A ideia de adiantar a formatura de alunos de medicina, em detrimento de chamar médicos já formados, foi rechaçada pelos próprios estudantes. Em nota emitida no final de março, a Direção Executiva Nacional dos Estudantes de Medicina reinvidica a revogação imediata da portaria que determina a convocação.

"É incoerente e negligente cobrar como obrigatória a responsabilidade social dos discentes que não têm todas as competências necessárias para o exercício profissional, incluindo-os em serviços de saúde que não contemplam estrutura adequada de supervisão", diz a nota.

"Argumentos não param de pé"

Atuante junto ao poder político e nas redes sociais, o médico Flavio Lima Barreto é outro que está irritado com a situação. Formado na Bolívia, sem CRM e integrante do Mais Médicos por três anos, ele vê a situação se deteriorar sem poder contribuir. "Todo país sério tem um sistema de revalidação de diplomas médicos. Cerca de 22,5% dos médicos atuando nos Estados Unidos são formados no exterior. Na Inglaterra, esse número chega a 36%", diz Lima.

"Esta situação (convocar até profissionais de outras áreas) é uma excrescência incongruente com a realidade. Porque você tem uma pandemia de altíssima complexidade e cerca de 15 mil médicos brasileiros formados no exterior que podem estar aptos a atuar na linha de frente. Infelizmente, o Ministério da Saúde está negligenciando a situação", diz o médico. "Já existe uma lei para contratá-los, a do Mais Médicos."

O médico Flavio Lima Barreto, formado na Bolívia - Arquivo pessoal - Arquivo pessoal
O médico Flavio Lima Barreto, formado na Bolívia
Imagem: Arquivo pessoal

"O principal motivo para a má vontade com o médico formado no exterior é, simplesmente, corporativismo. Muitos dos argumentos sempre levantados não param de pé", diz Lima.
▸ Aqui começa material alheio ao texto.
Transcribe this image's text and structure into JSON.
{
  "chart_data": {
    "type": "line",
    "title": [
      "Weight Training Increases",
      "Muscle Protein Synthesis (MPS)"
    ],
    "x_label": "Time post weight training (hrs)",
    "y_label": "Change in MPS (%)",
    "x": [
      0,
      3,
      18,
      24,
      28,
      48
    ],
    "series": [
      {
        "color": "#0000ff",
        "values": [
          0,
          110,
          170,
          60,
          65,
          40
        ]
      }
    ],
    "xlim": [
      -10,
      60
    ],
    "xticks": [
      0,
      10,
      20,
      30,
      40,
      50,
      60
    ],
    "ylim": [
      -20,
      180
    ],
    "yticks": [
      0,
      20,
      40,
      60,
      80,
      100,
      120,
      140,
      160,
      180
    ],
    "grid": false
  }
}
"Diziam, por exemplo, que esses médicos não poderiam trabalhar pelo Mais Médicos sem um processo de seleção criterioso. E agora, com a pandemia, estão chamando profissionais de outras áreas e adiantando formaturas. Se o interesse fosse resguardar a população, chamariam os brasileiros formados no exterior. Não dão o braço a torcer nem em uma situação extrema ", argumenta o médico.

Ele faz questão de reforçar que os médicos brasileiros formados lá fora "não estão mendigando". "Nós queremos oportunidades. Em nenhum momento estamos falando em flexibilização ou fragilização de processos", diz Lima.

Colombiano dá aula de espanhol

E há um outro contingente de profissionais que também poderia ser útil: o de médicos estrangeiros que aguardam a realização de um novo Revalida. É difícil saber exatamente quantos esperam, mas nesse grupo estão casos como o do colombiano Camilo Vargas.

Ele atuou em um hospital em uma região pobre e conflagrada da Colômbia. No Brasil, dá aulas de espanhol em São Paulo, enquanto o Revalida segue sem data. "Acho que qualquer médico, mesmo recém-formado, está mais apto a atuar nesse momento do que um veterinário. Nada contra, mas o sistema imunológico dos animais é muito diferente do nosso", diz Vargas. "Os protocolos diferem muito."

Se Vargas estaria pronto para atuar contra a covid-19, caso fosse chamado? "Lógico que sim. Penso muito na vida, no meu futuro, e sinto muita saudade de estar em um hospital. Eu amo adrenalina, amo resolver as coisas, amo os sorrisos das pessoas."

A reportagem questionou o Ministério da Saúde e o MEC (Ministério da Educação) repetidamente a respeito do Mais Médicos e do Revalida. Não recebeu retorno.